Re: Database design confusion
Quote:
Originally Posted by
navinkaus
1. How to decide what to normalize what not as initially you don't know much table will grow ?
First, design the db to the 3rd normal form as usual. then start denormalizing. If you don't know what tables will grow then this is a problem. What you can do is to monitor the performance regularly and decide to refactor later.
Quote:
Originally Posted by
navinkaus
2. As I understand in case of varchar If I give size 256 or 2032 it will still take same size on disk as it keeps size in 2 or 4 bytes, only difference is during input/output operation performance might hit as server will have to keep 2032 buffer, right ?

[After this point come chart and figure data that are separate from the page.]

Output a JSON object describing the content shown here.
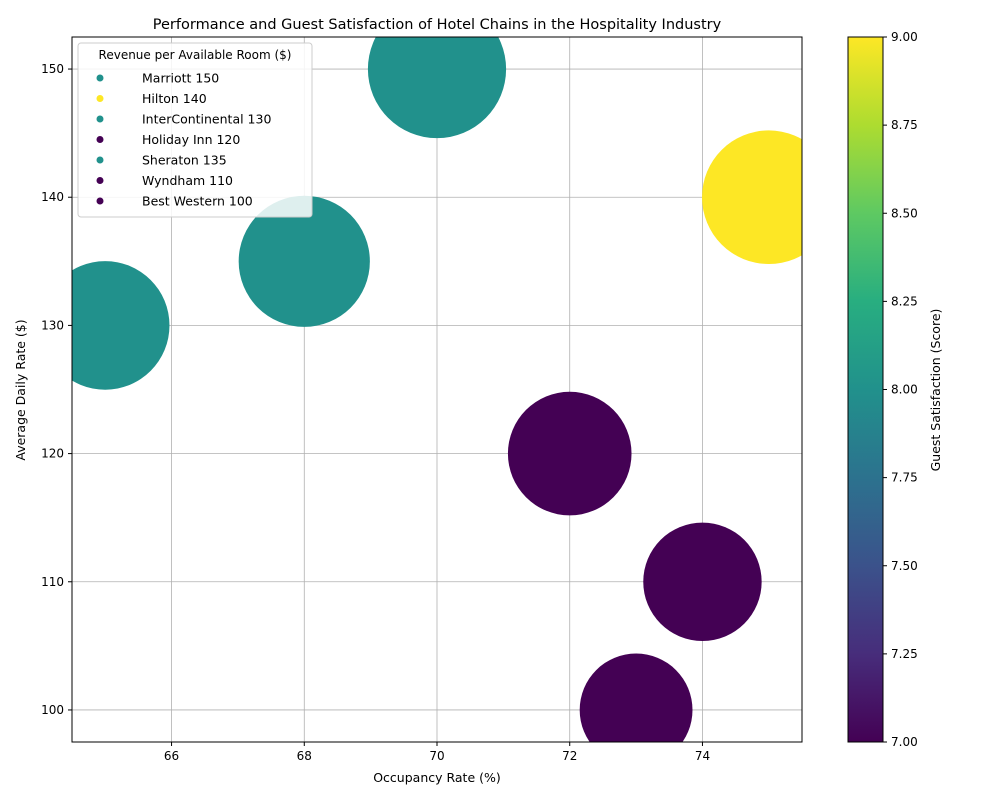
{
  "chart_data": {
    "type": "scatter",
    "title": "Performance and Guest Satisfaction of Hotel Chains in the Hospitality Industry",
    "xlabel": "Occupancy Rate (%)",
    "ylabel": "Average Daily Rate ($)",
    "xlim": [
      64.5,
      75.5
    ],
    "ylim": [
      97.5,
      152.5
    ],
    "x_ticks": [
      66,
      68,
      70,
      72,
      74
    ],
    "y_ticks": [
      100,
      110,
      120,
      130,
      140,
      150
    ],
    "grid": true,
    "legend_title": "Revenue per Available Room ($)",
    "legend_position": "top-left",
    "colorbar": {
      "label": "Guest Satisfaction (Score)",
      "range": [
        7.0,
        9.0
      ],
      "ticks": [
        "7.00",
        "7.25",
        "7.50",
        "7.75",
        "8.00",
        "8.25",
        "8.50",
        "8.75",
        "9.00"
      ],
      "colormap": "viridis"
    },
    "points": [
      {
        "label": "Marriott 150",
        "occupancy": 70,
        "adr": 150,
        "revpar": 150,
        "satisfaction": 8
      },
      {
        "label": "Hilton 140",
        "occupancy": 75,
        "adr": 140,
        "revpar": 140,
        "satisfaction": 9
      },
      {
        "label": "InterContinental 130",
        "occupancy": 65,
        "adr": 130,
        "revpar": 130,
        "satisfaction": 8
      },
      {
        "label": "Holiday Inn 120",
        "occupancy": 72,
        "adr": 120,
        "revpar": 120,
        "satisfaction": 7
      },
      {
        "label": "Sheraton 135",
        "occupancy": 68,
        "adr": 135,
        "revpar": 135,
        "satisfaction": 8
      },
      {
        "label": "Wyndham 110",
        "occupancy": 74,
        "adr": 110,
        "revpar": 110,
        "satisfaction": 7
      },
      {
        "label": "Best Western 100",
        "occupancy": 73,
        "adr": 100,
        "revpar": 100,
        "satisfaction": 7
      }
    ]
  }
}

I don't think that the buffer allocated is always the maximum size of the field. Logically it should decide the buffer size based on the size indicator. But of course this is only my assumption.
Quote:
Originally Posted by
navinkaus
3. what are db statistics ?
SQL server keeps statistics about data to decide the best execution plan. For example, what is the distribution of values in an index? should the search make index seek or scan? check: SQL Server UPDATE STATISTICS
Quote:
Originally Posted by
navinkaus
4. Sub query should be avoided....means should I use join oftenly ?
What I meant actually is correlated subquery. Where the query is executed per each row. This should be avoided if possible.